Editor: Hendra Gunawan
Bahkan sebelum Rusia mulai meningkatkan tempo serangan malam hari, drone telah menjadi fitur di mana-mana di medan perang di Ukraina sejak invasi skala penuh Rusia lebih dari dua bulan lalu, dengan drone Bayraktar buatan Turki milik Ukraina menghancurkan sejumlah kendaraan Rusia.
Ukraina juga dilaporkan mengerahkan drone Turki untuk menghancurkan pertahanan udara Rusia dan memasok kapal di Pulau Ular yang diduduki di Laut Hitam.

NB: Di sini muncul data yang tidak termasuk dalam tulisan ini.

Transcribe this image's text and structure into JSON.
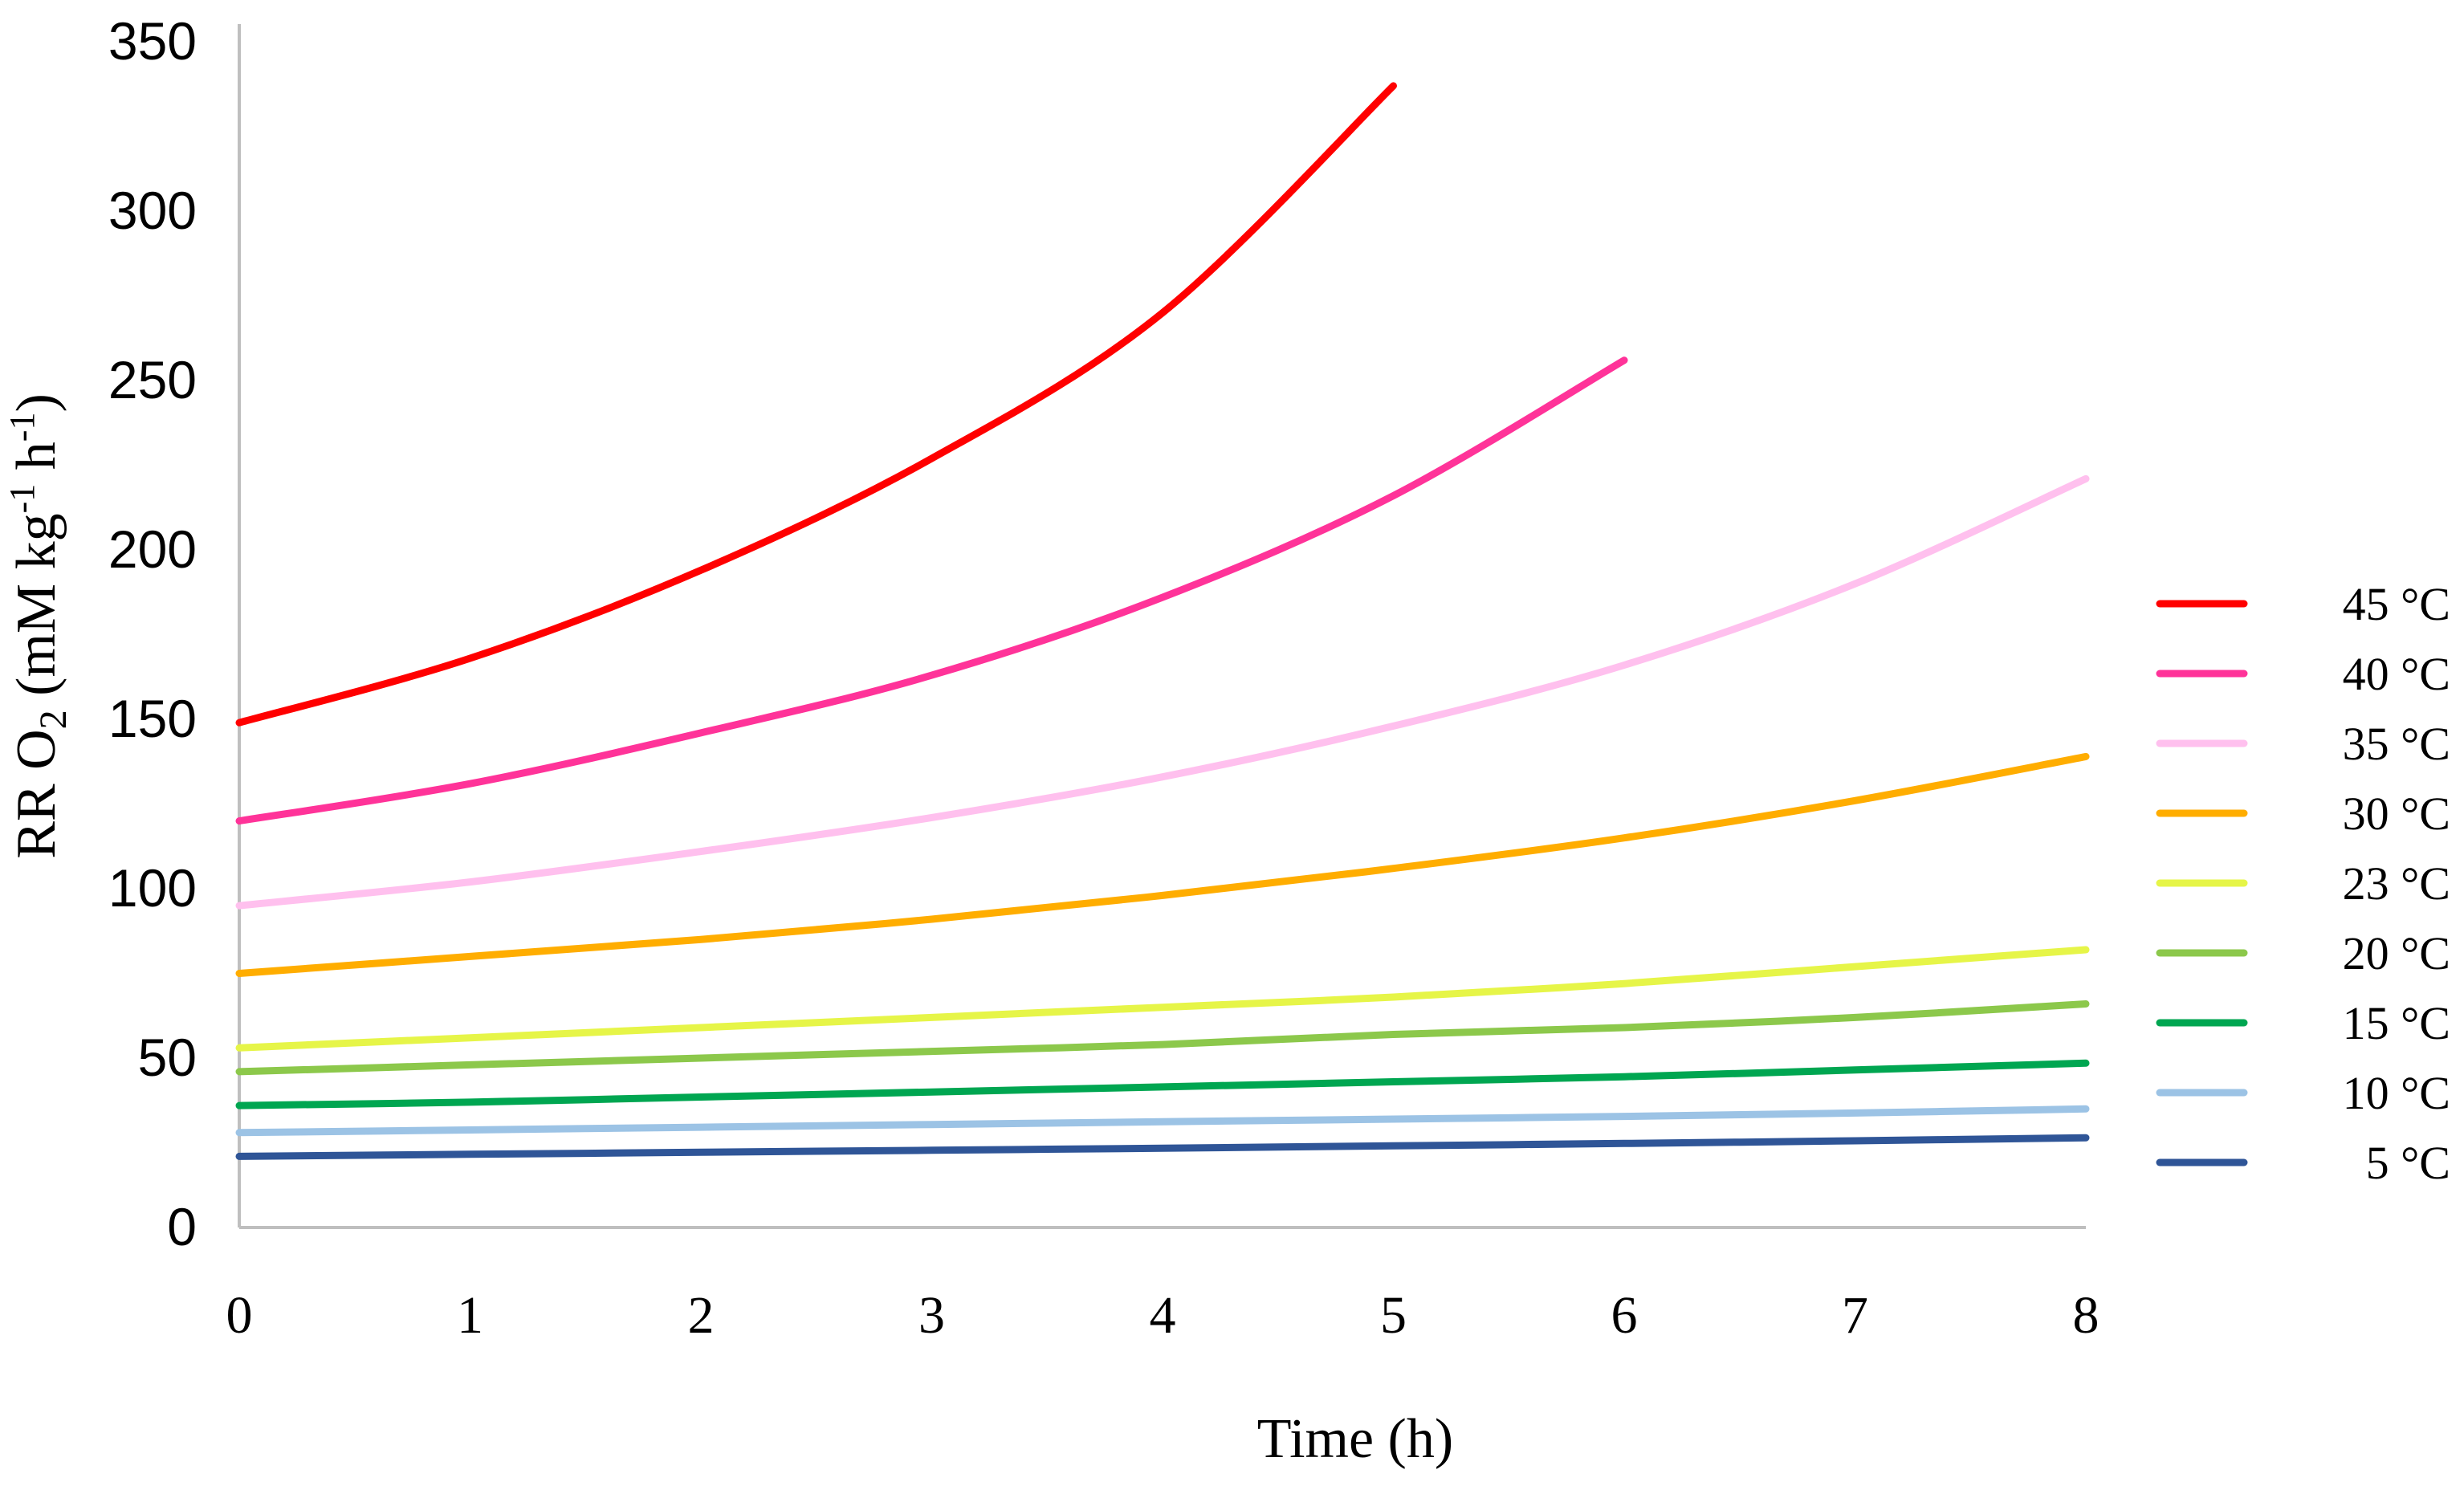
{
  "chart_data": {
    "type": "line",
    "title": "",
    "xlabel": "Time (h)",
    "ylabel_parts": {
      "a": "RR O",
      "b": "2",
      "c": " (mM kg",
      "d": "-1",
      "e": " h",
      "f": "-1",
      "g": ")"
    },
    "xlim": [
      0,
      8
    ],
    "ylim": [
      0,
      350
    ],
    "x_ticks": [
      "0",
      "1",
      "2",
      "3",
      "4",
      "5",
      "6",
      "7",
      "8"
    ],
    "y_ticks": [
      "0",
      "50",
      "100",
      "150",
      "200",
      "250",
      "300",
      "350"
    ],
    "grid": false,
    "legend_position": "right",
    "series": [
      {
        "name": "45 °C",
        "color": "#ff0000",
        "x": [
          0,
          1,
          2,
          3,
          4,
          5
        ],
        "values": [
          149,
          168,
          194,
          227,
          270,
          337
        ]
      },
      {
        "name": "40 °C",
        "color": "#ff3399",
        "x": [
          0,
          1,
          2,
          3,
          4,
          5,
          6
        ],
        "values": [
          120,
          131,
          146,
          163,
          186,
          216,
          256
        ]
      },
      {
        "name": "35 °C",
        "color": "#ffc0ee",
        "x": [
          0,
          1,
          2,
          3,
          4,
          5,
          6,
          7,
          8
        ],
        "values": [
          95,
          102,
          111,
          121,
          133,
          148,
          166,
          190,
          221
        ]
      },
      {
        "name": "30 °C",
        "color": "#ffad00",
        "x": [
          0,
          1,
          2,
          3,
          4,
          5,
          6,
          7,
          8
        ],
        "values": [
          75,
          80,
          85,
          91,
          98,
          106,
          115,
          126,
          139
        ]
      },
      {
        "name": "23 °C",
        "color": "#e6f548",
        "x": [
          0,
          1,
          2,
          3,
          4,
          5,
          6,
          7,
          8
        ],
        "values": [
          53,
          56,
          59,
          62,
          65,
          68,
          72,
          77,
          82
        ]
      },
      {
        "name": "20 °C",
        "color": "#8cc84b",
        "x": [
          0,
          1,
          2,
          3,
          4,
          5,
          6,
          7,
          8
        ],
        "values": [
          46,
          48,
          50,
          52,
          54,
          57,
          59,
          62,
          66
        ]
      },
      {
        "name": "15 °C",
        "color": "#00a651",
        "x": [
          0,
          1,
          2,
          3,
          4,
          5,
          6,
          7,
          8
        ],
        "values": [
          36,
          37,
          38.5,
          40,
          41.5,
          43,
          44.5,
          46.5,
          48.5
        ]
      },
      {
        "name": "10 °C",
        "color": "#9cc3e5",
        "x": [
          0,
          1,
          2,
          3,
          4,
          5,
          6,
          7,
          8
        ],
        "values": [
          28,
          28.8,
          29.6,
          30.4,
          31.2,
          32,
          32.8,
          33.8,
          35
        ]
      },
      {
        "name": "5 °C",
        "color": "#2f5597",
        "x": [
          0,
          1,
          2,
          3,
          4,
          5,
          6,
          7,
          8
        ],
        "values": [
          21,
          21.6,
          22.2,
          22.8,
          23.4,
          24.1,
          24.8,
          25.6,
          26.5
        ]
      }
    ]
  }
}
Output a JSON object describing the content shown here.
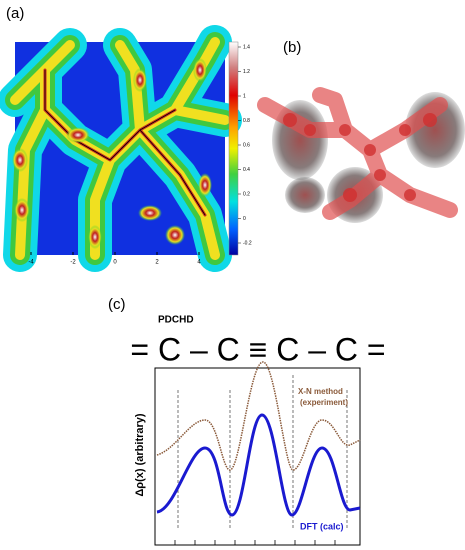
{
  "panels": {
    "a": {
      "label": "(a)",
      "xticks": [
        -4,
        -2,
        0,
        2,
        4
      ],
      "colorbar_ticks": [
        1.4,
        1.2,
        1,
        0.8,
        0.6,
        0.4,
        0.2,
        0,
        -0.2
      ]
    },
    "b": {
      "label": "(b)"
    },
    "c": {
      "label": "(c)",
      "molecule": "PDCHD",
      "formula": "= C – C ≡ C – C =",
      "ylabel": "Δρ(x) (arbitrary)",
      "experiment_label": [
        "X-N method",
        "(experiment)"
      ],
      "calc_label": "DFT (calc)"
    }
  }
}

Dan kedua belah pihak telah secara bebas menggunakan drone DJI dari China untuk mengawasi langit di atas medan perang.
Tetapi meskipun permintaan berulang selama berbulan-bulan, Amerika Serikat sejauh ini menolak permintaan Ukraina untuk menyediakan drone, di luar amunisi satu arah Switchblade dan Phoenix Ghost yang dapat melayang di atas target Rusia—seperti tank atau kendaraan lapis baja—selama berjam-jam sebelum diluncurkan.
“Ukraina terus berusaha berpura-pura seperti mereka akan mendapatkan drone mewah yang dipersenjatai,” kata seorang ajudan kongres yang mengetahui permintaan tersebut, yang meminta anonimitas untuk membahas transfer senjata yang sedang berlangsung. "Ini tidak akan terjadi."
Pemerintahan Trump menafsirkan kembali undang-undang AS untuk mengizinkan Pentagon mengekspor drone bersenjata (perubahan yang tidak dibatalkan oleh pemerintahan Biden), tetapi ajudan itu mengatakan bahwa tim baru di Gedung Putih tidak mau menjual senjata canggih itu ke negara-negara non-NATO.
Terus Merangsek
Sementara di Lysychansk, 700 kilometer sebelah timur ibu kota Kyiv, Rusia mendorong serangan barunya di wilayah Donbas timur Ukraina yang paling sulit, memusatkan kekuatannya dan perlahan tapi pasti bergerak maju.
Hampir tiga bulan perang, hanya sebagian kecil oblast Luhansk, salah satu dari dua wilayah administratif utama yang membentuk Donbas, tetap di bawah kendali Ukraina. Pertempuran di sini terus-menerus, dengan tembakan artileri dan mortir datang tanpa akhir.
Gumpalan asap hitam tebal membubung dari kilang minyak Lysychansk setelah dihantam berulang kali oleh howitzer Rusia selama seminggu terakhir.
Adegan dari kota itu sendiri adalah apokaliptik. Jalanan dipenuhi dengan tembakan dan hampir kosong — dari 200.000 penduduk Lysychansk dan tetangganya Severodonetsk sebelum perang, hanya sekitar seperlima yang tersisa.
Warga sipil jarang keluar di jalan. Ketika CBC mengunjungi Lysychansk Kamis lalu, seorang pria mengendarai sepeda, dengan malas merokok, tidak bereaksi terhadap tembakan peluru konstan yang telah menjadi ciri kehidupan di sini.
Suasana di antara para pejuang Ukraina yang mempertahankan kota bervariasi.
Seorang komandan, yang mengidentifikasi dirinya dengan tanda panggilannya, Spartak, sangat bersemangat. Dia memimpin batalion 350 orang yang mempertahankan kota dan Severodonetsk, yang terletak di seberang Sungai Donets Seversky dari Lysychansk.
"Situasinya sulit," kata Spartak. "Tugas kita adalah membela Luhansk, atau apa yang tersisa darinya, tetapi Rusia tetap ngotot menyerang."